「ダーク・ナイト」

公開
2008年8月
監督
クリストファー・ノーラン
脚本
クリストファー・ノーラン
音楽
  
出演
クリスチャン・ベール、マイケル・ケイン、ヒース・レジャー、ゲイリー・オールドマン、アーロン・エッカート、 マギー・ギレンホール、モーガン・フリーマン、他
備考
  
物語
 ブルース・ウェインがバットマンとして活躍するゴッサムシティ。 しかし、“自警市民”バットマンの出現は、街に平和をもたらすことなく、犯罪は減っていなかった。 ゴードン警部率いる市警とバットマン、それに新任の検事デントは、マフィアの資金を絶って一網打尽にする計画に、それぞれの立場で取り組む。
 バットマン達の行動により追い込まれたマフィアに、さらなる悪が接近する。 異様なメイクのジョーカーが、莫大な資金を見返りに、バットマン抹殺を請け負った。
 ジョーカーは、狂気にあふれた計略で、警察にも検察にも揺さぶりをかけ、街を恐怖に陥れ、市警本部長も毒殺された。 沈黙を守るバットマンに、マスクを取って現れろと挑発するジョーカー。 記者会見で、自分がバットマンだと宣言したデントを護送する車列を、ジョーカーが襲撃したが、壮絶な市街戦の末に、バットマンとゴードンによりジョーカーは捕らえられた。

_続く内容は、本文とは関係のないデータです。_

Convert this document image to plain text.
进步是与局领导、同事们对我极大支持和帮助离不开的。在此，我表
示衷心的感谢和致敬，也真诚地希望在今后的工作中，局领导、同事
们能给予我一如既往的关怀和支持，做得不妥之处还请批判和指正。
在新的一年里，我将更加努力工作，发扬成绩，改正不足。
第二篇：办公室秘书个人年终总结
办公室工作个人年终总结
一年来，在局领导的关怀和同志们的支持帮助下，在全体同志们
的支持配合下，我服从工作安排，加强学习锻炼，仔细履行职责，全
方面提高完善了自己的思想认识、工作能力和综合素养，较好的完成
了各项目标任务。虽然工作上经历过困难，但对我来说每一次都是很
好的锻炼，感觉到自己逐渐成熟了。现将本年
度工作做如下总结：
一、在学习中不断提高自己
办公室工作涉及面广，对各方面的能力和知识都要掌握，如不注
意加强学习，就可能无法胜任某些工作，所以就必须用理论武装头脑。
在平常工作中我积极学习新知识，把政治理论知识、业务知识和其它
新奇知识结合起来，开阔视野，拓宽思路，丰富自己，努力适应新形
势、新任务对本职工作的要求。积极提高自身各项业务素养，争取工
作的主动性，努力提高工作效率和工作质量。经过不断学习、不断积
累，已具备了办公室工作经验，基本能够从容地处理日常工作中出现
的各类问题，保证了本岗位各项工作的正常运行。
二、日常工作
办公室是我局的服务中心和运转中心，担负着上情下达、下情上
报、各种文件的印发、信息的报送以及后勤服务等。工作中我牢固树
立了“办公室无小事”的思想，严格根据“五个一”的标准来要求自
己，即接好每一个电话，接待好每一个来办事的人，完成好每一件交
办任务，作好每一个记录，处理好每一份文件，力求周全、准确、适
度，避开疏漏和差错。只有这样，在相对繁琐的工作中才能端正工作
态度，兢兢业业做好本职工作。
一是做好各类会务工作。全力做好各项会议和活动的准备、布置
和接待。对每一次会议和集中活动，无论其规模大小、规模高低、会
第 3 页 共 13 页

 だが、ジョーカー逮捕に警察が湧く裏で、デントと彼の恋人がさらわれていた。 ジョーカーから2人の居場所を聞き出して、バットマンとゴードン達は救出に向かったが、時限爆弾により、デントの恋人は爆殺され、デントも顔の左半分を焼失するほどの重傷を負った。 その間に、ジョーカーは、用意した仕掛けと狡猾な立ち回りにより、警察の留置場から脱出していた。 逮捕されたこと自体、ジョーカーの作戦だったのだ。 バットマン=ブルースが「光の騎士」と呼び、ゴッサムシティを託そうとも考えたデントは、心身に深い傷を負い、バットマンとゴードンも打ちのめされた。
 手下を連れて自由を取り戻したジョーカーは、さらなる計略をめぐらす。 街は恐怖の支配するところとなり、市民は陸路と海路で脱出を図る。 しかし、避難船団もまた、ジョーカーによる爆破の恐怖に・・・・。 市警本部長に昇進したゴードン、それにバットマンは、懸命にジョーカーの居場所を探す。 遂に突き止めたその場所で、バットマンはジョーカーと対峙する。
 その頃、ジョーカーの狡猾な囁きにより、復讐の鬼と化したデントが、自らと恋人をジョーカーに利用されて拉致した者達、 さらにはゴードンの家族をも、殺そうとしていた・・・・・・・・・・。
一言
 息を継ぐ暇も無いほどのめまぐるしい展開で、約2時間半と長い上映時間ですが、スクリーンに引き付けられっぱなしでした。
 理性では全く対応出来ない相手に、超法規的活動故に警察に逮捕され得る存在でありながら、一定の「ルール」で自らを縛って苦戦する、バットマン=「暗黒の騎士」。 デントの“転落”を目の当たりにしてもなお、彼は「光の騎士」でなければならないと、悪役を引き受けたバットマンの行動は理解しかねるのですが、 この暗く重々しい物語が、「バットマン」らしさなのでしょうか。
 1人の「光の騎士」ではなく、自分達が助かるために、“善良な市民”も“囚人”も、ギリギリのところで相手を犠牲にしようとしなかったことに、ゴッサムシティの希望が見えたのですが。
 ところで、本作の原題は「Dark Knight」で、「暗黒の騎士」、つまりバットマンのことを指すのですが、 邦題「ダーク・ナイト」では、「闇夜(Dark Night)」の意味にもなってしまいます。 外国映画の原題をカタカナになおしただけの邦題は、珍しくありませんが、「Dark Knight」の場合は、単なる音訳ではなく、きちんと日本語訳すべきだったのではないでしょうか。